Try to take classes with professors you actually like, and take them to lunch. Being right wing in the American educational system has downsides, of course, but there are also some upsides. You’ve probably noticed that it’s extremely rare for young Americans to be authentically interested in and engaged with ideas. Every year in college application essays, millions ape this to lesser and greater degrees. We don’t have to ape. Right wing teenagers actually have read books by professors from Chicago and Harvard, and truly have ambitions to study things at Yale you can’t study elsewhere. You can use this to your advantage.
Generally, you won’t get graded down by professors for being right wing at American universities. They’ll usually be happy that someone actually cares.
Do summer programs like Hudson Institute’s and Hertog’s. Just look at Nick Whitaker’s LinkedIn and try to emulate that.
If you’re more into labor markets, consider dropping out of college or even high school. Apply for a Thiel Fellowship—this is an IRL place where online clout is useful. You always have to be looking for situations like that.
Build online clout—and at this point Twitter is the only social networking that really matters for the Western right.
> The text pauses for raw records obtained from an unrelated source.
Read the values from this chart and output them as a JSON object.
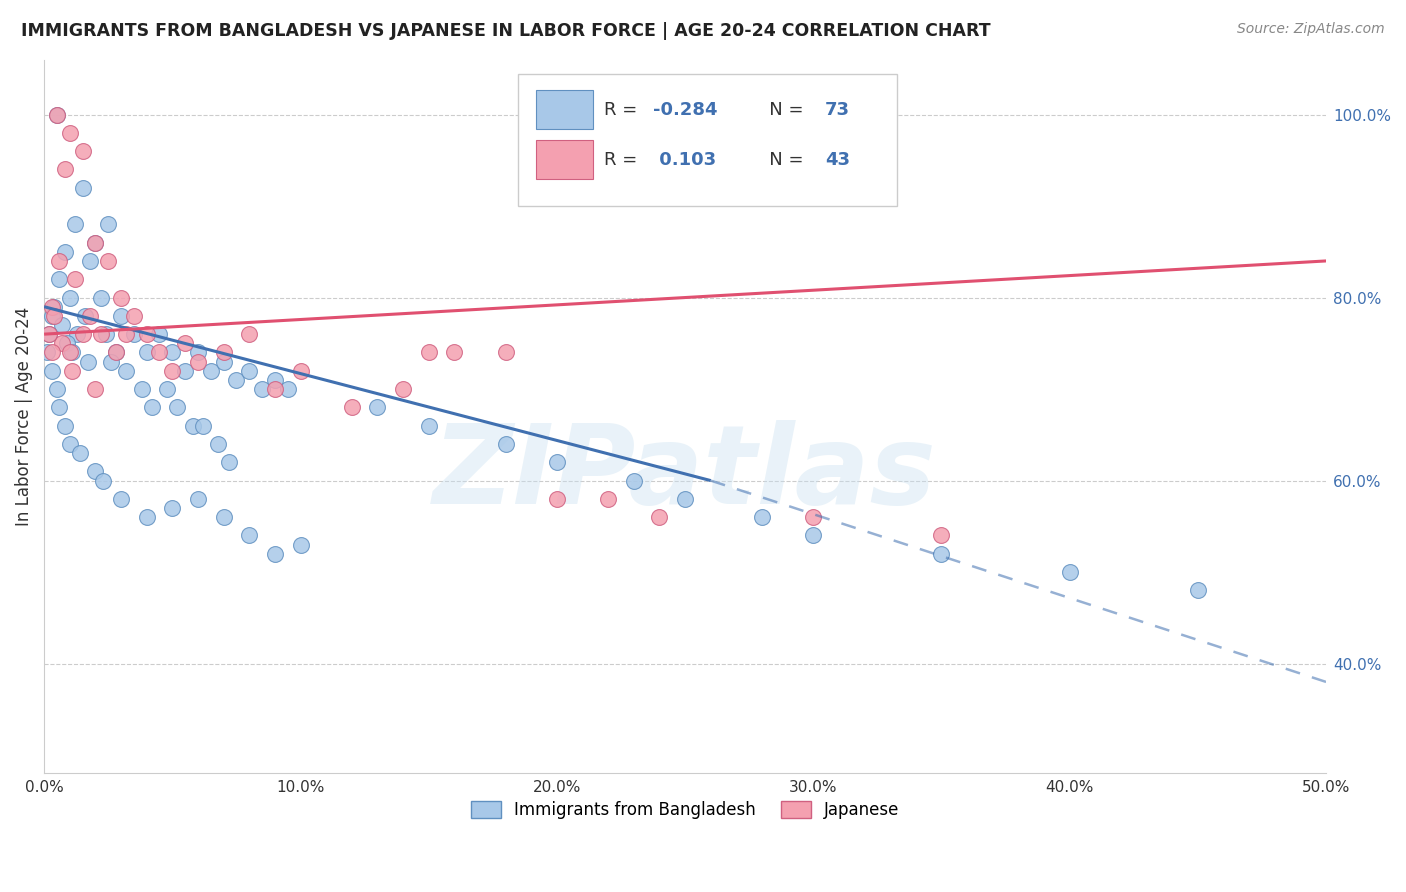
{
  "title": "IMMIGRANTS FROM BANGLADESH VS JAPANESE IN LABOR FORCE | AGE 20-24 CORRELATION CHART",
  "source_text": "Source: ZipAtlas.com",
  "ylabel": "In Labor Force | Age 20-24",
  "xlim": [
    0.0,
    50.0
  ],
  "ylim": [
    28.0,
    106.0
  ],
  "yticks": [
    40.0,
    60.0,
    80.0,
    100.0
  ],
  "xticks": [
    0.0,
    10.0,
    20.0,
    30.0,
    40.0,
    50.0
  ],
  "blue_R": -0.284,
  "blue_N": 73,
  "pink_R": 0.103,
  "pink_N": 43,
  "legend_label_blue": "Immigrants from Bangladesh",
  "legend_label_pink": "Japanese",
  "watermark": "ZIPatlas",
  "blue_color": "#a8c8e8",
  "pink_color": "#f4a0b0",
  "blue_edge_color": "#6090c0",
  "pink_edge_color": "#d06080",
  "blue_line_color": "#4070b0",
  "pink_line_color": "#e05070",
  "blue_scatter": [
    [
      0.5,
      100.0
    ],
    [
      1.5,
      92.0
    ],
    [
      2.5,
      88.0
    ],
    [
      1.8,
      84.0
    ],
    [
      0.8,
      85.0
    ],
    [
      1.2,
      88.0
    ],
    [
      2.0,
      86.0
    ],
    [
      0.6,
      82.0
    ],
    [
      1.0,
      80.0
    ],
    [
      1.6,
      78.0
    ],
    [
      2.2,
      80.0
    ],
    [
      0.4,
      79.0
    ],
    [
      0.3,
      78.0
    ],
    [
      0.7,
      77.0
    ],
    [
      1.3,
      76.0
    ],
    [
      0.9,
      75.0
    ],
    [
      1.1,
      74.0
    ],
    [
      1.7,
      73.0
    ],
    [
      2.4,
      76.0
    ],
    [
      2.8,
      74.0
    ],
    [
      3.0,
      78.0
    ],
    [
      3.5,
      76.0
    ],
    [
      4.0,
      74.0
    ],
    [
      4.5,
      76.0
    ],
    [
      3.2,
      72.0
    ],
    [
      2.6,
      73.0
    ],
    [
      5.0,
      74.0
    ],
    [
      5.5,
      72.0
    ],
    [
      4.8,
      70.0
    ],
    [
      6.0,
      74.0
    ],
    [
      6.5,
      72.0
    ],
    [
      7.0,
      73.0
    ],
    [
      7.5,
      71.0
    ],
    [
      8.0,
      72.0
    ],
    [
      8.5,
      70.0
    ],
    [
      9.0,
      71.0
    ],
    [
      9.5,
      70.0
    ],
    [
      3.8,
      70.0
    ],
    [
      4.2,
      68.0
    ],
    [
      5.2,
      68.0
    ],
    [
      5.8,
      66.0
    ],
    [
      6.2,
      66.0
    ],
    [
      6.8,
      64.0
    ],
    [
      7.2,
      62.0
    ],
    [
      0.2,
      76.0
    ],
    [
      0.1,
      74.0
    ],
    [
      0.3,
      72.0
    ],
    [
      0.5,
      70.0
    ],
    [
      0.6,
      68.0
    ],
    [
      0.8,
      66.0
    ],
    [
      1.0,
      64.0
    ],
    [
      1.4,
      63.0
    ],
    [
      2.0,
      61.0
    ],
    [
      2.3,
      60.0
    ],
    [
      3.0,
      58.0
    ],
    [
      4.0,
      56.0
    ],
    [
      5.0,
      57.0
    ],
    [
      6.0,
      58.0
    ],
    [
      7.0,
      56.0
    ],
    [
      8.0,
      54.0
    ],
    [
      9.0,
      52.0
    ],
    [
      10.0,
      53.0
    ],
    [
      13.0,
      68.0
    ],
    [
      15.0,
      66.0
    ],
    [
      18.0,
      64.0
    ],
    [
      20.0,
      62.0
    ],
    [
      23.0,
      60.0
    ],
    [
      25.0,
      58.0
    ],
    [
      28.0,
      56.0
    ],
    [
      30.0,
      54.0
    ],
    [
      35.0,
      52.0
    ],
    [
      40.0,
      50.0
    ],
    [
      45.0,
      48.0
    ]
  ],
  "pink_scatter": [
    [
      0.5,
      100.0
    ],
    [
      1.0,
      98.0
    ],
    [
      1.5,
      96.0
    ],
    [
      0.8,
      94.0
    ],
    [
      2.0,
      86.0
    ],
    [
      0.6,
      84.0
    ],
    [
      1.2,
      82.0
    ],
    [
      2.5,
      84.0
    ],
    [
      3.0,
      80.0
    ],
    [
      0.3,
      79.0
    ],
    [
      0.4,
      78.0
    ],
    [
      1.8,
      78.0
    ],
    [
      2.2,
      76.0
    ],
    [
      3.5,
      78.0
    ],
    [
      4.0,
      76.0
    ],
    [
      0.7,
      75.0
    ],
    [
      1.0,
      74.0
    ],
    [
      1.5,
      76.0
    ],
    [
      2.8,
      74.0
    ],
    [
      3.2,
      76.0
    ],
    [
      4.5,
      74.0
    ],
    [
      5.0,
      72.0
    ],
    [
      5.5,
      75.0
    ],
    [
      6.0,
      73.0
    ],
    [
      7.0,
      74.0
    ],
    [
      8.0,
      76.0
    ],
    [
      0.2,
      76.0
    ],
    [
      0.3,
      74.0
    ],
    [
      1.1,
      72.0
    ],
    [
      2.0,
      70.0
    ],
    [
      9.0,
      70.0
    ],
    [
      10.0,
      72.0
    ],
    [
      12.0,
      68.0
    ],
    [
      14.0,
      70.0
    ],
    [
      15.0,
      74.0
    ],
    [
      16.0,
      74.0
    ],
    [
      18.0,
      74.0
    ],
    [
      20.0,
      58.0
    ],
    [
      22.0,
      58.0
    ],
    [
      24.0,
      56.0
    ],
    [
      28.0,
      100.0
    ],
    [
      30.0,
      56.0
    ],
    [
      35.0,
      54.0
    ]
  ],
  "blue_line_y0": 79.0,
  "blue_line_y_at_26": 60.0,
  "blue_line_y_at_50": 38.0,
  "blue_solid_x_end": 26.0,
  "pink_line_y0": 76.0,
  "pink_line_y_at_50": 84.0
}
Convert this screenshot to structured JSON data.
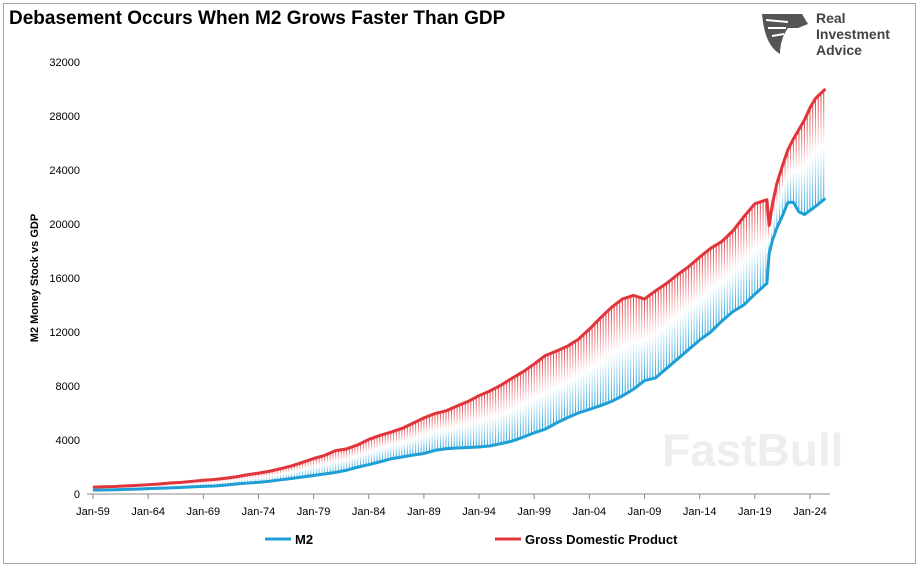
{
  "chart_data": {
    "type": "area",
    "title": "Debasement Occurs When M2 Grows Faster Than GDP",
    "xlabel": "",
    "ylabel": "M2 Money Stock vs GDP",
    "ylim": [
      0,
      32000
    ],
    "yticks": [
      "0",
      "4000",
      "8000",
      "12000",
      "16000",
      "20000",
      "24000",
      "28000",
      "32000"
    ],
    "xticks": [
      "Jan-59",
      "Jan-64",
      "Jan-69",
      "Jan-74",
      "Jan-79",
      "Jan-84",
      "Jan-89",
      "Jan-94",
      "Jan-99",
      "Jan-04",
      "Jan-09",
      "Jan-14",
      "Jan-19",
      "Jan-24"
    ],
    "legend_position": "bottom",
    "grid": false,
    "x": [
      1959,
      1960,
      1961,
      1962,
      1963,
      1964,
      1965,
      1966,
      1967,
      1968,
      1969,
      1970,
      1971,
      1972,
      1973,
      1974,
      1975,
      1976,
      1977,
      1978,
      1979,
      1980,
      1981,
      1982,
      1983,
      1984,
      1985,
      1986,
      1987,
      1988,
      1989,
      1990,
      1991,
      1992,
      1993,
      1994,
      1995,
      1996,
      1997,
      1998,
      1999,
      2000,
      2001,
      2002,
      2003,
      2004,
      2005,
      2006,
      2007,
      2008,
      2009,
      2010,
      2011,
      2012,
      2013,
      2014,
      2015,
      2016,
      2017,
      2018,
      2019,
      2020.1,
      2020.3,
      2020.6,
      2021,
      2021.5,
      2022,
      2022.5,
      2023,
      2023.5,
      2024,
      2024.5,
      2025.4
    ],
    "series": [
      {
        "name": "M2",
        "color": "#1f9fd6",
        "values": [
          290,
          300,
          315,
          340,
          365,
          395,
          425,
          450,
          490,
          530,
          565,
          590,
          660,
          740,
          810,
          860,
          940,
          1050,
          1150,
          1260,
          1370,
          1480,
          1600,
          1760,
          1990,
          2170,
          2380,
          2600,
          2740,
          2880,
          3000,
          3230,
          3350,
          3410,
          3440,
          3480,
          3560,
          3730,
          3920,
          4210,
          4530,
          4800,
          5250,
          5650,
          6000,
          6260,
          6540,
          6850,
          7270,
          7760,
          8400,
          8600,
          9300,
          10000,
          10700,
          11400,
          12000,
          12800,
          13500,
          14000,
          14800,
          15600,
          17800,
          18800,
          19700,
          20600,
          21600,
          21600,
          20900,
          20700,
          21000,
          21300,
          21900
        ]
      },
      {
        "name": "Gross Domestic Product",
        "color": "#e0353a",
        "values": [
          510,
          540,
          560,
          600,
          640,
          690,
          740,
          815,
          860,
          940,
          1020,
          1075,
          1170,
          1280,
          1425,
          1545,
          1685,
          1875,
          2080,
          2350,
          2630,
          2860,
          3210,
          3345,
          3640,
          4040,
          4340,
          4580,
          4855,
          5240,
          5640,
          5960,
          6160,
          6520,
          6860,
          7290,
          7640,
          8070,
          8580,
          9060,
          9630,
          10250,
          10580,
          10940,
          11460,
          12210,
          13040,
          13820,
          14450,
          14710,
          14450,
          15050,
          15600,
          16250,
          16840,
          17550,
          18200,
          18700,
          19480,
          20530,
          21500,
          21800,
          19900,
          21500,
          23000,
          24300,
          25500,
          26300,
          27000,
          27700,
          28600,
          29300,
          30000
        ]
      }
    ]
  },
  "logo": {
    "text": [
      "Real",
      "Investment",
      "Advice"
    ]
  },
  "watermark": "FastBull"
}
In most situations, it’s best—as much as possible—to leave open the possibility of writing under your real name.
Remember that there are kinds of status (broadly construed) that are illegible in most contexts but are nonetheless extremely valuable. Like remember the Time 100 most influential people in AI list? Obviously, Dwarkesh Patel should be on there, as should Leopold Aschenbrenner and regrettably even Beff Jezos. But they’d never be on the list, even though they’re—in the truest possible sense of the world—extremely influential. Still, generally endeavor to find ways to translate less illegible status into more legible status.
Write an article for Stripe’s Works In Progress magazine or Palantir’s The Republic. This is excellent because of the synergy: not only is it a very honest signal you have expertise on some important issue, but it can also temper your scattered knowledge and ambition into real expertise!
Or if you’re not into that sort of thing, at least win a Passage Prize.
Try playing quizbowl. Steve Sailer was one of the best players of all time, and I, Curtis Yarvin, Crimieux, Pericles Abassi, Nemets, Greg Cochrane and surely others I’m not aware of all played the game; the overrepresentation is immense. At least 5/30 of the most influential voices on Right Wing Twitter played the game!
Strongly consider going to law school. This is the only cranny of American education where it is helpful to be right wing, and admission generally comes down to a highly g-loaded test. Last year, I spent like a week hanging out at Yale Law Fed Soc—I think this place is our Neorxnawang.
If you’re thinking of doing this, try publishing a law review article while you’re in undergrad.
If you’re female, read J. Sanilac and follow his advice dogmatically. It wouldn’t be unjustified to make an Anki.
If you’re male, don’t obsess over PUA shit. Just increase you standards for hygiene and wardrobe, and try to increase your status. This generally will solve your women problem. But even if it doesn’t, at least you got higher status!
Memorize some poems.
If you can have an impact on someone, give as much advice as you have to. Drag them out of the hole. It’s worth it.
Be right wing. There is something special about what we are doing. It’s the most interesting, the most fun, the most underrated, and perhaps the most rewarding place in a generally gray contemporary world. And almost all of the promise remains in the future.
I go by many names (Jacob)
I think he’s written more about it other places.